The Prophetic Spirit.
It was the prophetic spirit of the Jewish nation embodied in Abraham (not the Midianite, as Budde thinks, nor some Babylonian tribe, as the Assyriologists would have it) which transformed Yhwh, an original tribal deity localized on Sinai and connected with the celestial phenomena of nature, into the God of holiness, "a power not ourselves that maketh for righteousness," the moral governor of the world. Yet this spirit works throughout the Biblical time only in and through a few individuals in each age; again and again the people lapse into idolatry from lack of power to soar to the heights of prophetic vision. Only in the small Judean kingdom with the help of the Deuteronomic Book of the Law the beginning is made, and finally through Ezra the foundation is laid for the realization of the plan of "a kingdom of priests and a holy nation."

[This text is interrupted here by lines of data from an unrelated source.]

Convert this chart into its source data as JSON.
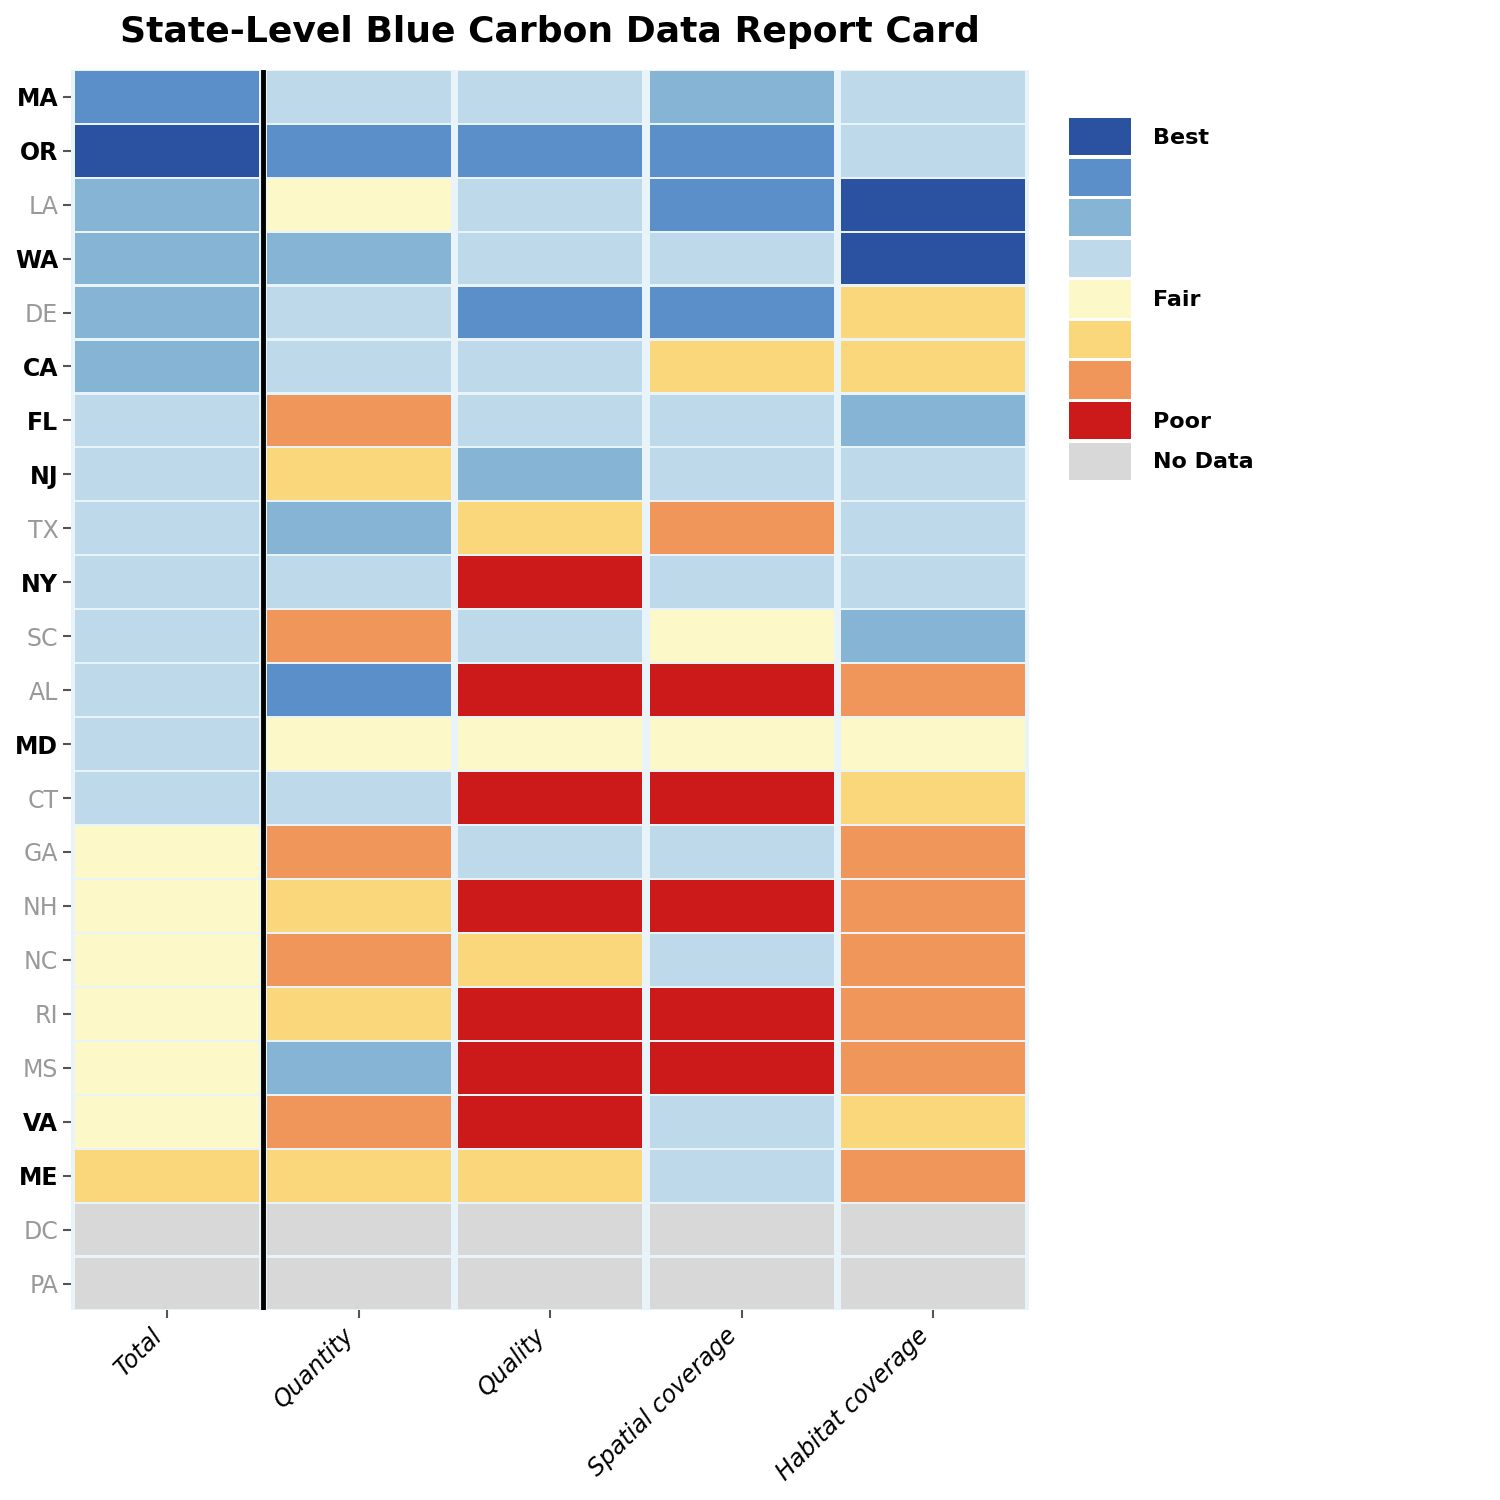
{
  "title": "State-Level Blue Carbon Data Report Card",
  "states": [
    "MA",
    "OR",
    "LA",
    "WA",
    "DE",
    "CA",
    "FL",
    "NJ",
    "TX",
    "NY",
    "SC",
    "AL",
    "MD",
    "CT",
    "GA",
    "NH",
    "NC",
    "RI",
    "MS",
    "VA",
    "ME",
    "DC",
    "PA"
  ],
  "pew_states": [
    "MA",
    "OR",
    "WA",
    "CA",
    "FL",
    "NJ",
    "NY",
    "MD",
    "VA",
    "ME"
  ],
  "columns": [
    "Total",
    "Quantity",
    "Quality",
    "Spatial coverage",
    "Habitat coverage"
  ],
  "color_map": {
    "0": "#d8d8d8",
    "1": "#2a52a0",
    "2": "#5b8fc9",
    "3": "#85b4d4",
    "4": "#bdd9ea",
    "5": "#fdf8c8",
    "6": "#f9d77a",
    "7": "#f0965a",
    "8": "#cc1a1a"
  },
  "state_data": {
    "MA": [
      2,
      4,
      4,
      3,
      4
    ],
    "OR": [
      1,
      2,
      2,
      2,
      4
    ],
    "LA": [
      3,
      5,
      4,
      2,
      1
    ],
    "WA": [
      3,
      3,
      4,
      4,
      1
    ],
    "DE": [
      3,
      4,
      2,
      2,
      6
    ],
    "CA": [
      3,
      4,
      4,
      6,
      6
    ],
    "FL": [
      4,
      7,
      4,
      4,
      3
    ],
    "NJ": [
      4,
      6,
      3,
      4,
      4
    ],
    "TX": [
      4,
      3,
      6,
      7,
      4
    ],
    "NY": [
      4,
      4,
      8,
      4,
      4
    ],
    "SC": [
      4,
      7,
      4,
      5,
      3
    ],
    "AL": [
      4,
      2,
      8,
      8,
      7
    ],
    "MD": [
      4,
      5,
      5,
      5,
      5
    ],
    "CT": [
      4,
      4,
      8,
      8,
      6
    ],
    "GA": [
      5,
      7,
      4,
      4,
      7
    ],
    "NH": [
      5,
      6,
      8,
      8,
      7
    ],
    "NC": [
      5,
      7,
      6,
      4,
      7
    ],
    "RI": [
      5,
      6,
      8,
      8,
      7
    ],
    "MS": [
      5,
      3,
      8,
      8,
      7
    ],
    "VA": [
      5,
      7,
      8,
      4,
      6
    ],
    "ME": [
      6,
      6,
      6,
      4,
      7
    ],
    "DC": [
      0,
      0,
      0,
      0,
      0
    ],
    "PA": [
      0,
      0,
      0,
      0,
      0
    ]
  },
  "legend_colors": [
    "#2a52a0",
    "#5b8fc9",
    "#85b4d4",
    "#bdd9ea",
    "#fdf8c8",
    "#f9d77a",
    "#f0965a",
    "#cc1a1a",
    "#d8d8d8"
  ],
  "legend_labels": [
    "Best",
    "",
    "",
    "",
    "Fair",
    "",
    "",
    "Poor",
    "No Data"
  ],
  "background_color": "#e8f4fa",
  "title_fontsize": 26,
  "label_fontsize": 17,
  "legend_fontsize": 16
}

But while thus the people were won, and the former propensity to idolatry, the "yeẓer ha-ra'," was banished forever by the power of the men of the Great Synagogue (Yoma 69b), the light of prophetic universalism became dim. Still it found its utterance in the Synagogue with its liturgy, in the Psalms, in the Books of Jonah and Job, in the Books of Wisdom, and most singularly in the hafṭarah read on Sabbath and holy days often to voice the prophetic view concerning sacrifice and ritual in direct antagonism to the Mosaic precepts. Here, too, "the Holy Spirit" was at work (see Inspiration; Synagogue). It created Pharisaism in opposition to Sadducean insistence upon the letter of the Law; and the day when the injunction "an eye for an eye, and a tooth for a tooth" was abrogated, and the rationalistic interpretation of the Scribes was substituted therefor, was celebrated as a triumph of reason (Megillat Ta'an. iv. 1). While the legalists beheld God's majesty confined to "the four ells of the Halakah" (Ber. 8a), the Haggadah unfolded the spirit of freedom and progress; and when mysticism in the East threatened to benumb the spirit, philosophy under Arabian influence succeeded in enlarging the mental horizon of Judaism anew.
Thus Judaism presents two streams or currents of thought ever running parallel to each other: the one conservative, the other progressive and liberal; the one accentuating the national and ritualistic, the other the cosmopolitan and spiritual, elements; mysticism here and rationalism there, these together forming the centripetal and centrifugal forces of Judaism to keep it in continuous progress upon its God-appointed track.
Judaism, parent of both Christianity and Islam, holds forth the pledge and promise of the unity of the two ("Yad," Melakim, xi. 4; "Cuzari," iv. 23; see Jew. Encyc. iv. 56, s.v. Christianity), as it often stood as mediator between Church and Mosque during the Middle Ages (see Disputations and Judah ha-Levi). In order to be able to "unite all mankind into one bond" (New-Year's liturgy and Gen. R. lxxx viii.), it must form "one bond" (Lev. R. xxx.). It must, to use Isaiah's words, constitute a tree ever pruned while "the holy seed is the substance thereof" (Isa. vi. 13); its watchword being: "Not by might, nor by power, but by my spirit, saith the Lord of hosts" (Zech. iv. 6).